康熙初年至雍正初年,六大茶山所属的车里宣慰司隶属元江府管辖,档案、文献与史籍中就只有关于普洱茶零星的记载,元江府时期属于普洱贡茶的滥觞期。
雍正七年(1729)改土归流设立普洱府成为具有转折意义的大事件。自普洱府设立后直至清末,普洱贡茶经历了盛清时期的繁荣与晚清时期的衰落。
鄂尔泰受命编纂,成书于乾隆元年(1736)的《云南通志》载曰:“普洱府,茶,产攸乐、革登、倚邦、莽枝、蛮砖、慢撒六茶山,而倚邦、蛮砖者味较胜。”这就是后世公认的六大茶山,也是普洱贡茶的采办地。
雍正《云南通志》
雍正、乾隆年间普洱贡茶走向鼎盛,与之相应的普洱贡茶采办程式的文字记载寥寥。反倒是伴随大清王朝不断走向衰落的过程中,官方档案与史籍以及民间私家撰述所记普洱贡茶不断增多。只有将普洱贡茶采制程式放在贯穿盛清及晚清的长时段中去考察,才能够理清楚清代普洱茶的演变脉络。
雍正年间,普洱茶成为例贡,按照云南官方的设想,由云南布政司动用工件银两,发交思茅通判承领办送。贪婪的各级文武官员,趁着办贡茶的时机,改换名目以官茶之名极力攫取好处,手段可说是无所不用其极。对此现象,纵使有着廉洁好名声的云贵总督尹继善、云南布政使陈宏谋等人,除了申斥规劝与惩戒相结合恩威并施之外,也并没有更好的办法。贡茶与官茶如影相随,给茶山百姓带来极其沉重的负担。
雍正十一年(1733),云贵总督尹继善走马上任受命善后,经其推举,曹当斋获授倚邦土千总,伍乍虎获授易武土把总。有理由相信,在身受皇恩成为朝廷命官后不久,办理普洱贡茶的棘手事项就落在了他们身上。继后,在倚邦曹氏与易武伍氏成为世袭土司家族后,终清一代,历任曹姓与伍姓土司都代代相承办理普洱贡茶的重任。
倚邦土司曹当斋铜像
为了稳固大清王朝在边疆的统治,厉行改土归流的云贵总督鄂尔泰深谙统治之术,采用神道设教的方式,将诸葛亮与六大茶山有意联系在一起。嗣后,果如鄂尔泰所愿,诸葛亮成为六大茶山民间崇奉的茶祖。

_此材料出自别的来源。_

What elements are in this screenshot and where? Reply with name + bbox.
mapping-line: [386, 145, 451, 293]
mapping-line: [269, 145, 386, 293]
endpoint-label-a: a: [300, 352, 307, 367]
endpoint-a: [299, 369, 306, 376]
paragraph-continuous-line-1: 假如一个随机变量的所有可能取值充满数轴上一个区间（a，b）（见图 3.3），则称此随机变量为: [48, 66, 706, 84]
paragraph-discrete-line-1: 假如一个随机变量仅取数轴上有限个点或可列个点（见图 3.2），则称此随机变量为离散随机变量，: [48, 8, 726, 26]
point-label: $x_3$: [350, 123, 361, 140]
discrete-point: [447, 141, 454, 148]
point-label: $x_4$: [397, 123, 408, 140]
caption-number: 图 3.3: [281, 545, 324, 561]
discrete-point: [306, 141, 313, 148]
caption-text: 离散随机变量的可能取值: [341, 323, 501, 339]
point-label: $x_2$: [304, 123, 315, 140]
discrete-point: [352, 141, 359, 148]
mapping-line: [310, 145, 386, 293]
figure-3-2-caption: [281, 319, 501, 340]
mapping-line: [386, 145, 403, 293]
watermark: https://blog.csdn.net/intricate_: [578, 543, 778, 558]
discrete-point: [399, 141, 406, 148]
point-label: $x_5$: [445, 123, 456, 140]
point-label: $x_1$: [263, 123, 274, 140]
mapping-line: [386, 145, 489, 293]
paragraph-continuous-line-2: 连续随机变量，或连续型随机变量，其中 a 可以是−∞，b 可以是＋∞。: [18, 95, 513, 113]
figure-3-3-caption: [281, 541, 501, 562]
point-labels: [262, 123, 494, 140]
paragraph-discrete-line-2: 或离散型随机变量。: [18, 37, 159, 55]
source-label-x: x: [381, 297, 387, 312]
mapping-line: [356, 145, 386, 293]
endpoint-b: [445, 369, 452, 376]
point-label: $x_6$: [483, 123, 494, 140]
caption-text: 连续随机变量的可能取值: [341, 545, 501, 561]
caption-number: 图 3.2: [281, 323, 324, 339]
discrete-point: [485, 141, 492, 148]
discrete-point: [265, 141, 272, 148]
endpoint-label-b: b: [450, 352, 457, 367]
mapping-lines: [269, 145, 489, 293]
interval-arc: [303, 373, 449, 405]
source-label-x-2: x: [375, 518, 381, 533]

在云南官府看来,夷风未革的茶山风俗可资顺带加以利用,其中就包括茶王树崇祀习俗。雍正《云南通志》记载:“又莽芝有茶王树,较五山茶树独大,相传为武侯遗种,今夷民犹祀之。”云贵总督阮元主纂,成书于道光十五年(1835)的《云南通志稿》载曰:“其治革登山有茶王树,较众茶树高大,土人当采茶时,先具醴礼礼祭于此。”雍正至道光,相隔百年的两部志书,鄂尔泰与阮元两位云贵总督各自所为,茶王树所在地由莽枝改换为革登,但其强调夷民、土人崇祀的核心理念一脉相承。要么果如文献所记:祭祀茶王树本就是原住民习俗。要么果如清廷官方所愿:祭祀茶王树已经成为茶山信俗。由此,祭祀茶王树的程式得以确立。不难想象,这在茶山上是每年都会上演的一幕。
革登山茶祖诸葛孔明公植茶遗址
道光年间,茶树、育种、土壤与管理技术逐渐受到关注。“茶,产于普洱府边外六大茶山。其树似紫薇,无皮曲拳而高,叶尖而长,花白色,结实圆勺如栟榈子,蒂似丁香,根如胡桃。土人以茶果种之,次年新株长成,叶极细密,老树则叶稀多瘤,如云雾状,大者制为瓶,甚古雅;细者如栲栳可为杖。”道光《云南通志稿》载曰:“茶有六山,气味随土性而异,生于赤土或土中杂石者最佳。”道光《普洱府志》载曰:“大约茶性所宜,总以产红土带砂石之阪者多清芬耳。”道光《云南通志稿》载曰:“种茶之家,芟锄备至,旁生草木,则味劣难售。”结合道光省志与府志所记不难看出,其时不但注重实用技术,并且关注人文审美,融二者为一体。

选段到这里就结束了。